大船渡市赤崎町 市職員 志田成美さん(26)

 大船渡市赤崎町の市職員志田成美さん(26)は、東日本大震災で祖母スミさん=当時(77)=を亡くした。けんかをしたまま最後になり悔やんでいたが、きちんと向き合い、経験を伝えようと決心。Uターンし、家族4人で古里に暮らしている。

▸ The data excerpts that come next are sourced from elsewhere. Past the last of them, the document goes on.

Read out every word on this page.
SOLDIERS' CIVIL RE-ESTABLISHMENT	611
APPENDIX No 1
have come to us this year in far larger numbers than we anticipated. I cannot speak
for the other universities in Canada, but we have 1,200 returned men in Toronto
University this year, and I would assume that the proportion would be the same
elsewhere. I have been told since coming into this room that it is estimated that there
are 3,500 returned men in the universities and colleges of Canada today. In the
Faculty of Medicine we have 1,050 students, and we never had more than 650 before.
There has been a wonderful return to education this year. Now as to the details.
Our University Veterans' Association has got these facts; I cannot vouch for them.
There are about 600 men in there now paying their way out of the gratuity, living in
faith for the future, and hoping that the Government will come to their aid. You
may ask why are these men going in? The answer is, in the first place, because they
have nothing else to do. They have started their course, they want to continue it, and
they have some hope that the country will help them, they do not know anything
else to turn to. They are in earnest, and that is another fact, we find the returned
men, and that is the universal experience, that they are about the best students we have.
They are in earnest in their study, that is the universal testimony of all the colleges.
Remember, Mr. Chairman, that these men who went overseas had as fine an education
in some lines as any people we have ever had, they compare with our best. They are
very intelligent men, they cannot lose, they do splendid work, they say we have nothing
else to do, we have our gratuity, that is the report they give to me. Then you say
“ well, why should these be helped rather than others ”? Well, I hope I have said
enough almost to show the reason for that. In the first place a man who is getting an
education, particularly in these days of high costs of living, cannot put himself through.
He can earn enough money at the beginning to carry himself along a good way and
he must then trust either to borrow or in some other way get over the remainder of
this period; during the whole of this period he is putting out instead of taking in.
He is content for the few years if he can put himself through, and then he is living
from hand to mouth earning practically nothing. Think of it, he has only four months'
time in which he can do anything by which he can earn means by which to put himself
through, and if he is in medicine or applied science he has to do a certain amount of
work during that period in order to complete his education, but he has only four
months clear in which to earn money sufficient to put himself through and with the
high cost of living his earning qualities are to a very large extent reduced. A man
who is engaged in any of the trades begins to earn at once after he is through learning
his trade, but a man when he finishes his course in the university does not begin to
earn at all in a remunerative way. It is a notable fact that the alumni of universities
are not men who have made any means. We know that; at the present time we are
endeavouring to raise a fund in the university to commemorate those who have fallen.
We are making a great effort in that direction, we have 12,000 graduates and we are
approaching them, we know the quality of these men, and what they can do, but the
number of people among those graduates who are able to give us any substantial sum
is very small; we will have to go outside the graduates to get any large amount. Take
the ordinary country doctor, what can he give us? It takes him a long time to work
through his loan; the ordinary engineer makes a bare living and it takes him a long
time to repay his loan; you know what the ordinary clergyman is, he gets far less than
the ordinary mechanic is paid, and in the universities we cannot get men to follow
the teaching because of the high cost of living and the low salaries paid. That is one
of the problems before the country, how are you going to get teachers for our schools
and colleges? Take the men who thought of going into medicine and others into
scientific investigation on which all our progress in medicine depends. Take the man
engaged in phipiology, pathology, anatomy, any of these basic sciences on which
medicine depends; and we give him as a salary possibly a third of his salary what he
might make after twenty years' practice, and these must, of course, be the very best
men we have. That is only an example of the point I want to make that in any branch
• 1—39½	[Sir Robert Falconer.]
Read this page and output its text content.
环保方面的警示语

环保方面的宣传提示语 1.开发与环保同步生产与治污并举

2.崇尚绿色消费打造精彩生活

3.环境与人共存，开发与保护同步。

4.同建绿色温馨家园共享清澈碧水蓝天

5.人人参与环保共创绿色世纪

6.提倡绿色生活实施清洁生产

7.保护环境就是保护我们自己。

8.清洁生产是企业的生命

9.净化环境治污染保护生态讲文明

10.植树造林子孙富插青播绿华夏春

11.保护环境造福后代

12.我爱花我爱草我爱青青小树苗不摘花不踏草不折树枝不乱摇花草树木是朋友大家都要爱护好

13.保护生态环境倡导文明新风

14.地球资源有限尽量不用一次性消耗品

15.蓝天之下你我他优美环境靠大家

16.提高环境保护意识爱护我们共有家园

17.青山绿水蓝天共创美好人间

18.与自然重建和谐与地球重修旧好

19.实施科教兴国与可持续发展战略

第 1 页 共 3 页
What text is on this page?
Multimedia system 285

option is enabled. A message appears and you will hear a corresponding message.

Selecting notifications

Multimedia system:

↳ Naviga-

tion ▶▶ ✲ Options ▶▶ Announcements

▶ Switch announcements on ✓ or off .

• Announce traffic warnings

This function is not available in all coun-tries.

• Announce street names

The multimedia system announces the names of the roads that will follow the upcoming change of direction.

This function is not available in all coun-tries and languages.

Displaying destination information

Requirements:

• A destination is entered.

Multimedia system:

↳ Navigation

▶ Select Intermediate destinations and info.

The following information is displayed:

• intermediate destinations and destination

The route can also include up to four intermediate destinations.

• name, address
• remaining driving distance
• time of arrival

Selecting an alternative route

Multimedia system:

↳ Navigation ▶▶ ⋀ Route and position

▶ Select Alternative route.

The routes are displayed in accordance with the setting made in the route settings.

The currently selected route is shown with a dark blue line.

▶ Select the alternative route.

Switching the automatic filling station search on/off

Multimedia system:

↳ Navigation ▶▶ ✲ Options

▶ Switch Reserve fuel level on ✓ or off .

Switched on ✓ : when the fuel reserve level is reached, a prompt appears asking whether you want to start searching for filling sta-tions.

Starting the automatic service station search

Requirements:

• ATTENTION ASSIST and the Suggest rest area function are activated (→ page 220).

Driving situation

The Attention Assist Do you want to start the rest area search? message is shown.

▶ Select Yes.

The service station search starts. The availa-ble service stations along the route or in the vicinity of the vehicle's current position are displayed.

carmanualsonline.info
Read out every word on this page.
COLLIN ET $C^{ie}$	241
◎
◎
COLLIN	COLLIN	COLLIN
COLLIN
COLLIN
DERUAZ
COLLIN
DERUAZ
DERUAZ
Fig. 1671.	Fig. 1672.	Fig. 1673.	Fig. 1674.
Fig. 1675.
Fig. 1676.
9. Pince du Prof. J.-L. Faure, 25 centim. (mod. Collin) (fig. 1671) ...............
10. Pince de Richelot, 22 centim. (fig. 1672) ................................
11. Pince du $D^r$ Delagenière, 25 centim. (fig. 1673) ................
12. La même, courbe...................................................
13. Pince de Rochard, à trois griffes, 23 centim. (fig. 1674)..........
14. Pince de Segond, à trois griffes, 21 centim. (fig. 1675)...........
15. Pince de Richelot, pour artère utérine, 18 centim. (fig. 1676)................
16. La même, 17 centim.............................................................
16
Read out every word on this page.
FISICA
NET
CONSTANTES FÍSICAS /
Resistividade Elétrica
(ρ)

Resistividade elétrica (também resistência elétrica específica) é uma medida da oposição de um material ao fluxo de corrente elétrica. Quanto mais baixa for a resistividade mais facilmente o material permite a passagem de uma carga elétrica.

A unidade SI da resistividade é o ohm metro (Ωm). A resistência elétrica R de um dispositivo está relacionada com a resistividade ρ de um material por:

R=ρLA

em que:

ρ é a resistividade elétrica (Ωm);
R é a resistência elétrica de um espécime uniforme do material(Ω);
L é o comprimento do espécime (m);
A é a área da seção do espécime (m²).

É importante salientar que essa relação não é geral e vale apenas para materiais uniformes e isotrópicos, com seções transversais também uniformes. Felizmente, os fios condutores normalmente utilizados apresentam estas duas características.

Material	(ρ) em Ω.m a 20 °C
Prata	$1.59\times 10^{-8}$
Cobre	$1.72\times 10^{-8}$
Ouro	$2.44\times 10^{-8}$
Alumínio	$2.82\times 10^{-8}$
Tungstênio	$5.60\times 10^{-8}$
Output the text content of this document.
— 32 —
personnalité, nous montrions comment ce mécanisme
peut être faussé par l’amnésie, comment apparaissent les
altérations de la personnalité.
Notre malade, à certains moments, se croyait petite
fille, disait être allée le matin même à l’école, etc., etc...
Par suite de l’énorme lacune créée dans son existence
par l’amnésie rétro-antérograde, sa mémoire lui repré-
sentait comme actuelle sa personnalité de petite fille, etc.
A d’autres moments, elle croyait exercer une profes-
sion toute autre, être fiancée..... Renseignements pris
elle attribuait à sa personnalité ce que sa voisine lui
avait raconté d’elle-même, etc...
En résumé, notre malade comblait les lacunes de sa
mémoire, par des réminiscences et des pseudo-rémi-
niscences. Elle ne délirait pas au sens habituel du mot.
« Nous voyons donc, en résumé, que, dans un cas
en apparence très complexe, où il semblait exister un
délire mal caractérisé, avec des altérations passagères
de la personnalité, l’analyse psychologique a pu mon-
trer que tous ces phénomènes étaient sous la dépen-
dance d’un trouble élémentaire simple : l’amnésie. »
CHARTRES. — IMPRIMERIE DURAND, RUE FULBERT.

 2019年11月に市職員となり、市民環境課で住民票発行や戸籍の届け出などの受け付け業務を担当。「地元でも知らないことが多くて日々勉強になる」と充実感をにじませる。

 当時は大船渡高の1年生。朝の身支度中にスミさんが言った「いい大学に行きなさい」という一言にいら立った。口論になり「もう一生話さない」と言われ、無言で家を出た。

 弓道部の活動中に地震が起き、自宅は2階まで浸水。中にいたスミさんが亡くなった。「頭が真っ白で、何も考えられなかった。『ごめん』という思いだけ」と振り返る。

 スミさんは礼儀作法に厳しく、泣いて帰ってくると「負けんな」と叱られた。けんかばかりだったが、必ず「行ってきます」は言っていた。「なぜあの時言えなかったのか。進学を応援してくれて、素直にありがとうと言えばよかった」

 後悔で震災に触れる機会が多い県内にいるのが嫌になった。仙台市へ進学し、同市内の銀行に就職。震災のことを聞かれても祖母のことは話さなかった。

 だが、復興する古里を見るうちに「私も地元に向き合わないと」と気持ちが変わった。年を取っていく祖父を見て「祖母のときのように後悔したくない。家族と過ごしたい」という思いもあり、Uターンした。

 「亡くした悲しみにとらわれ、自分だけ時が止まっている気がした」。仕事の中で震災を明るく語る市民と触れ合い、自分も話してみようと思った。「多くの支援に感謝しながら、前に進みたい」。地元とともに、未来へ歩む。